After retirement in 1990 he continued his geological work, particularly in geochronology, and was an Adjunct Professor in the Applied Physics Department at Curtin University, continuing his collaboration with John De Laeter. This culminated in the multi-authored SHRIMP zircon ages constraining the depositional chronology of the Hamersley Group, Western Australia published in the Australian Journal of Earth Sciences in 2004. He crystallised his ideas on the origin of the continents in a 1996 paper A tale of two cratons: speculations on the origin of continents published in the Royal Society of Western Australia’s De Laeter Symposium volume.

He was eventually able to return to the place and time that stimulated his interest in geology when he was offered the chance to write an account of Duncan Carse’s expeditions to South Georgia. In 2007 he was fortunate to be able to travel to South Georgia to commemorate Duncan Carse’s achievements. The changes between his first visit in 1951 and his last in 2007 are implicit in the title of an SBS documentary of the trip: Antarctica–the Great Meltdown. His book was privately published in 2011 under the title Putting South Georgia on the Map.

Alec received many honours in recognition of his contributions to geology. He was awarded a DSc for his work on BIFs by the University of London, the Clarke Medal of the Royal Society of New South Wales in 1977 and the Gibb Maitland Medal by the Western Australian Division of the Geological Society of Australia in 1987. Trendall Crag in South Georgia is named after him.

Alec always maintained an interest in languages, including Mandarin Chinese and Russian.
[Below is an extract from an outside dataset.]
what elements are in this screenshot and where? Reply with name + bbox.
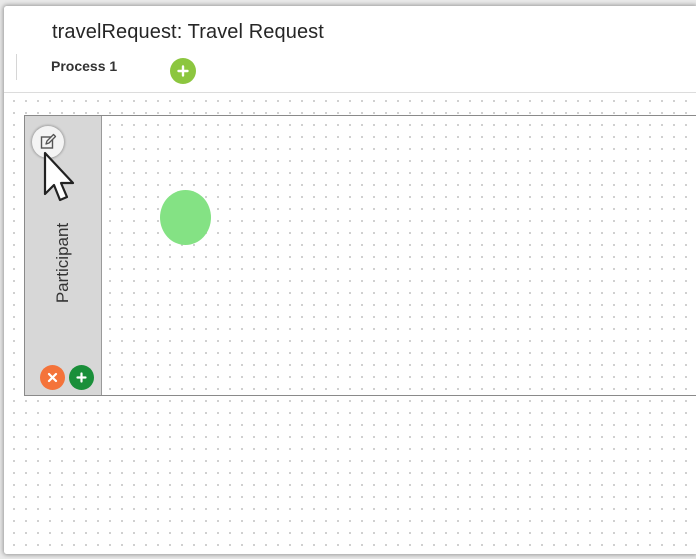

He was sufficiently fluent in Russian to be able to deliver a geological paper in that language at an International Symposium in Kiev. An accomplished keyboard player he carried a clavichord (the smallest keyboard he could find, but still not really portable) into the field in Uganda and subsequently built a spinet, a harpischord (his son Justin painted the sound board) and a forte piano from kit sets. I was privileged to hear him play the harpsichord; the beautiful sound from it a tribute to his skill, not only as a player but also as a builder.

In 1995 Alec and Kath moved to Springhaven a property near Denmark on the south coast where they planted fruit trees, oak trees and banksias and ran a small herd of goats. Here he added cheese making to his many interests and I believe perfected a local version of the traditional ash-coated pyramid. Sadly I never tasted his goat cheese.

Truly a man of many talents. We shall not see his like again.

Alec Francis Trendall BSc (Hons) (London), ARCS, PhD (Liverpool), DSc (London), DSc (hc) (Curtin): 8 December 1928—4 April 2013

By Tony Cockbain

Based on an ‘auto-obituary’ started in Albany Hospital on 19 January 2013, supplemented by details from Trendall’s Putting South Georgia on the map, with assistance from Kathleen and Jasper Trendall, and John Blockley.